[Distutils] bdist_wininst compatibility with pythons and windows versions
Mark Hammond
mhammond at skippinet.com.au
Fri Jun 11 12:01:55 CEST 2010
On 11/06/2010 6:43 PM, anatoly techtonik wrote:
> On Mon, Jun 7, 2010 at 10:01 AM, Mark Hammond<skippy.hammond at gmail.com> wrote:
>
> build_wininst code [1] function get_exe_bytes() used to fetch
> appropriate stub, doesn't seem to be cross-platform.
Sorry, I must have misunderstood the original question - I was assuming
the question was regarding using Windows to generate Windows installers,
but for versions of Python other than the version being used to create
the installer.
> More than that -
> generated installer depends on specific version of MSVC compiler that
> was used to compile Python. So it seems that there is no compatibility
> even between one Python version.
That is correct - you can't generate a single exe that works on all
Python versions. However, you can use an arbitrary version of Python to
create an installer for a different arbitrary version of Python. This
is what pywin32 does - it uses Python 2.6/2.7 to create installers for
Python 2.3 -> 2.7 - this results in multiple installers, but they are
all created using a single python version.
The thorn in all this is related to the build process of the extensions
- even though Python 2.6 can be used to create all the *installers*,
they can't be used to build the individual components inside the
installer. ie, the process pywin32 uses for, eg, Python 2.3 is:
% python-2.3 setup.py build
% python-2.6 setup,py bdist_wininst --target-version=2.3
and the only reason this is done is that the bdist_wininst command in
Python 2.6 has enhancements which aren't in 2.3, and the technique above
allows me to take advantage of those features in those older versions.

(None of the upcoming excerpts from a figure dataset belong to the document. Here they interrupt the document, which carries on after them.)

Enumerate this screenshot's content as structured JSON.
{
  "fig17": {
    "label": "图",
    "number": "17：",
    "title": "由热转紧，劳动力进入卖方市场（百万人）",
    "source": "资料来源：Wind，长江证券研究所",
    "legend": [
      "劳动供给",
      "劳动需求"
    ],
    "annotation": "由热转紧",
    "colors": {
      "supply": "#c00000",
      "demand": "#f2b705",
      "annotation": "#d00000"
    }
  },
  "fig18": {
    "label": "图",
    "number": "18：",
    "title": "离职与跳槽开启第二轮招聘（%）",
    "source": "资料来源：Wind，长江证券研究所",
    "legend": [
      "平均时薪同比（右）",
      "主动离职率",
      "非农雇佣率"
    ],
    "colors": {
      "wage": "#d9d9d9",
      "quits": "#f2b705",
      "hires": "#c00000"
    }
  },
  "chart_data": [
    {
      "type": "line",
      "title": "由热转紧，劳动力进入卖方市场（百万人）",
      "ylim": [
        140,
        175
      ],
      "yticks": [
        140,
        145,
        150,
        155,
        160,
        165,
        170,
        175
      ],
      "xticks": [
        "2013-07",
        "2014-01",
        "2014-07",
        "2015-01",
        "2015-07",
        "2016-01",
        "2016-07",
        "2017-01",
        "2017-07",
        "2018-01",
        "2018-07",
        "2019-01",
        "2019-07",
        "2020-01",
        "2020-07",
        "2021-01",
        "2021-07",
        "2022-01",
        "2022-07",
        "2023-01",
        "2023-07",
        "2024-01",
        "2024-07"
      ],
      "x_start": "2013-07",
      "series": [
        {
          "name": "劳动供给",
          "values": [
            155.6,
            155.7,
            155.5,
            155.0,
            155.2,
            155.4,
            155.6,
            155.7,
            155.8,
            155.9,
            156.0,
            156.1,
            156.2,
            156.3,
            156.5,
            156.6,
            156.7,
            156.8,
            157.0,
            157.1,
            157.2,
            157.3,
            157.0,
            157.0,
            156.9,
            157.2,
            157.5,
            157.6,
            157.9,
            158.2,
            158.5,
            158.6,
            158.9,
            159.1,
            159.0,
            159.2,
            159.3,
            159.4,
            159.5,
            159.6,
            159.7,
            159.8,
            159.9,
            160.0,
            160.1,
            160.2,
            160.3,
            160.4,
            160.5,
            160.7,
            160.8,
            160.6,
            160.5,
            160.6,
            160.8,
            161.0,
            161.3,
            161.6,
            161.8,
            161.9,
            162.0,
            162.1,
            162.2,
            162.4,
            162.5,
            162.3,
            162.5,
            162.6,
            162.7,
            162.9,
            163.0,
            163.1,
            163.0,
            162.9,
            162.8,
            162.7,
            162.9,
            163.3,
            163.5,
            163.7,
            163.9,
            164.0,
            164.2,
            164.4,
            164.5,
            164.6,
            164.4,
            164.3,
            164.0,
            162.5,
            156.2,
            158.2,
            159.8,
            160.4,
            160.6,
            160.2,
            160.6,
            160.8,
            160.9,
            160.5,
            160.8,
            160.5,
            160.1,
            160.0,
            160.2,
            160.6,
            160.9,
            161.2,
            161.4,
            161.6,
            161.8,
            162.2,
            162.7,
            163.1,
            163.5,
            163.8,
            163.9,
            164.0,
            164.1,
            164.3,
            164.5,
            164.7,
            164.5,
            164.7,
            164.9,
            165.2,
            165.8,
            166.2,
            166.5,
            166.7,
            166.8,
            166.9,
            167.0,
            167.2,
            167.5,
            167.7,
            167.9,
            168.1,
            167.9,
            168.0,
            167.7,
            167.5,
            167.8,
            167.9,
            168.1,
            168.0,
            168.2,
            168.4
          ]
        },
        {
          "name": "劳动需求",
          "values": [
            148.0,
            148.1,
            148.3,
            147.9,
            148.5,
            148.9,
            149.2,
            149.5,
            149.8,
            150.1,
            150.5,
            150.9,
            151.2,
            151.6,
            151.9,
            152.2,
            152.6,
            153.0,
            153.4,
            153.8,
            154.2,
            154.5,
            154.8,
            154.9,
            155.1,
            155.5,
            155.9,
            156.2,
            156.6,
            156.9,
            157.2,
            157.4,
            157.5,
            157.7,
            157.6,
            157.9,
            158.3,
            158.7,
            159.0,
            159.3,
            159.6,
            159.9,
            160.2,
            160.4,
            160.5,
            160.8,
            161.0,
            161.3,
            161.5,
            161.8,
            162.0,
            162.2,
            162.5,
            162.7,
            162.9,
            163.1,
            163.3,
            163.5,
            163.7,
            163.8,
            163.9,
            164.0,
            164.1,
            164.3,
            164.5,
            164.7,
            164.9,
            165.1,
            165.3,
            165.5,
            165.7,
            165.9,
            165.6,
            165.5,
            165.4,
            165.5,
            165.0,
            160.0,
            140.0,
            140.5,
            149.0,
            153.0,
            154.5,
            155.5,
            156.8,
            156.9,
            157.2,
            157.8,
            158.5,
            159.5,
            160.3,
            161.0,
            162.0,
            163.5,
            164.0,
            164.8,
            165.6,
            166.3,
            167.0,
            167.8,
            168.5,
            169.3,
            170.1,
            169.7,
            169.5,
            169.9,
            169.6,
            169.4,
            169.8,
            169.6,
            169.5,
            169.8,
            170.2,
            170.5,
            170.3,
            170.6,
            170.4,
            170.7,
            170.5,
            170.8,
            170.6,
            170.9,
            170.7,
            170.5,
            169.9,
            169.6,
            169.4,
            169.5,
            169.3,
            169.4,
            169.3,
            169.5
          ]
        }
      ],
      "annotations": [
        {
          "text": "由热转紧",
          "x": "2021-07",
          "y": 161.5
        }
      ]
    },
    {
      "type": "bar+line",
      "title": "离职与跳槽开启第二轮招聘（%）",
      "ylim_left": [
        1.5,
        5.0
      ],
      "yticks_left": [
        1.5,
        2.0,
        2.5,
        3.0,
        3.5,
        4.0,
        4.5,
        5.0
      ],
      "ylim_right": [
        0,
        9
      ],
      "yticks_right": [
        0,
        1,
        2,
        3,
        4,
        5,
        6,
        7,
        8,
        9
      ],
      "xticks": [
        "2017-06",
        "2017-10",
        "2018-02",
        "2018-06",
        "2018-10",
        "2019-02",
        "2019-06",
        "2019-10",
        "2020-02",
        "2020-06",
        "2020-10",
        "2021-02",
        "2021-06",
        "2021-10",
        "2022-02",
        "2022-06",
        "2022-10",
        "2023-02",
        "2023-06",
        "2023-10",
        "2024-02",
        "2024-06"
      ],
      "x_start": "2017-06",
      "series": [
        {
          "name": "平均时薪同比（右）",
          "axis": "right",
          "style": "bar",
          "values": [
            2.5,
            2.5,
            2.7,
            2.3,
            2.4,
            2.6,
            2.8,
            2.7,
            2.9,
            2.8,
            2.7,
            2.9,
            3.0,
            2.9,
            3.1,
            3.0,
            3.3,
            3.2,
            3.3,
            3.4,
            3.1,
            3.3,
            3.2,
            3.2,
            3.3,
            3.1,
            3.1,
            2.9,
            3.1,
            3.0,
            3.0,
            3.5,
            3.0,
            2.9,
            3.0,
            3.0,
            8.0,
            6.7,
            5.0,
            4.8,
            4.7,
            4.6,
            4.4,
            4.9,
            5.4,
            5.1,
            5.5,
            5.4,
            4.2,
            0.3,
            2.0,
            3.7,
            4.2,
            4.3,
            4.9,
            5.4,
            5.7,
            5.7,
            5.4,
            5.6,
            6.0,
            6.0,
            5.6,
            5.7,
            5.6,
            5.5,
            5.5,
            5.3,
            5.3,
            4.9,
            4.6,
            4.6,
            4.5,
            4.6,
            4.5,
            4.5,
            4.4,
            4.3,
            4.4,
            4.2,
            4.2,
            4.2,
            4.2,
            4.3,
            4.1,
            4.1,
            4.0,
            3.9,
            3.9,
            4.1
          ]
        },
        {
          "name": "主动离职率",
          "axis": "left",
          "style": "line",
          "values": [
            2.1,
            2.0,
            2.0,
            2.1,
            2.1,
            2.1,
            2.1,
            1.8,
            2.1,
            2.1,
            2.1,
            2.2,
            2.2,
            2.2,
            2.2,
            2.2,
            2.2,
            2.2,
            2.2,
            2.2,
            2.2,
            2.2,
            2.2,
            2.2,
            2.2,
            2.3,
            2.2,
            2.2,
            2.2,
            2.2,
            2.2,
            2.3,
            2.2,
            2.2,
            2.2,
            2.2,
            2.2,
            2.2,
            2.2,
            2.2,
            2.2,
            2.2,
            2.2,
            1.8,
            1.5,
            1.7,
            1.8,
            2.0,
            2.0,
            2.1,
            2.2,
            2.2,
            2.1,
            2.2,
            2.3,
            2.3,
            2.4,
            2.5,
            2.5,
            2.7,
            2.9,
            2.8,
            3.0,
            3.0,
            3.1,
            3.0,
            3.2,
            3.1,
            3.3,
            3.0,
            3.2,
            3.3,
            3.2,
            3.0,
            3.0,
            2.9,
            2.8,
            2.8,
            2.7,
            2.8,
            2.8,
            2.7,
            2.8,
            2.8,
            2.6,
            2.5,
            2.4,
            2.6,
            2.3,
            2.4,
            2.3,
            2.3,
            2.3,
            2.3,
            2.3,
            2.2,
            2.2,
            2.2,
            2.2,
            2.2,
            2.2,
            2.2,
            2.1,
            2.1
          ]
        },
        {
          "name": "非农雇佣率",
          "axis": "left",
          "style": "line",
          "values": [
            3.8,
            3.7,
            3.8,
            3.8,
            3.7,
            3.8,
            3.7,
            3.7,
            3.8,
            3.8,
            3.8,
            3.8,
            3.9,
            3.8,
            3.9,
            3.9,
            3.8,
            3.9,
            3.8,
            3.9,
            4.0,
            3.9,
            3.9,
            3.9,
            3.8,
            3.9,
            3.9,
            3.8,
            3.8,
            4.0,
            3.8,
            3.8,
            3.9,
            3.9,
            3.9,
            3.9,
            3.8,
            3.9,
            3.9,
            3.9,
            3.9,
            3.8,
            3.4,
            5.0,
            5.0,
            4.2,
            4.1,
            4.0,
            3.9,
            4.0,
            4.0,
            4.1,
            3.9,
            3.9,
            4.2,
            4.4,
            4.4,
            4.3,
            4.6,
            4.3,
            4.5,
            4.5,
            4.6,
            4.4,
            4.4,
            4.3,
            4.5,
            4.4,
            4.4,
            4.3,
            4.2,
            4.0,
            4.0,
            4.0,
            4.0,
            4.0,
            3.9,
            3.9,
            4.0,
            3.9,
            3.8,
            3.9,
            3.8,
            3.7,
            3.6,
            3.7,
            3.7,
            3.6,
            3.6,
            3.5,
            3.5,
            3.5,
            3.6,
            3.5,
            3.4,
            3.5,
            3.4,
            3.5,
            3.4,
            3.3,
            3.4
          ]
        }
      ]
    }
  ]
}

> In addition bdist_wininst generates spurious warning about missing
> "necessary compiler setting" when run on Linux with an instruction to
> make sure win32* modules are installed (which are of course not). Even
> if wininst is strictly windows bdist, the generated .exe contains
> 'linux' suffix. Given all the above it doesn't really seem that
> generated installer should work on windows at all. Not even speaking
> about compatibilities between Python versions or OS versions. Clearly
> that folks generating installers on Linux doesn't have any way to
> check this compatibility, so they use an older version that has all
> sorts of problems with Windows UAC [3].
Right - but I think this problem can be considered a bug in distutils
rather than an inherent limitation - but in practice you are correct
that the inability to build the C components used in the installer means
that in practice this really isn't cross-platform.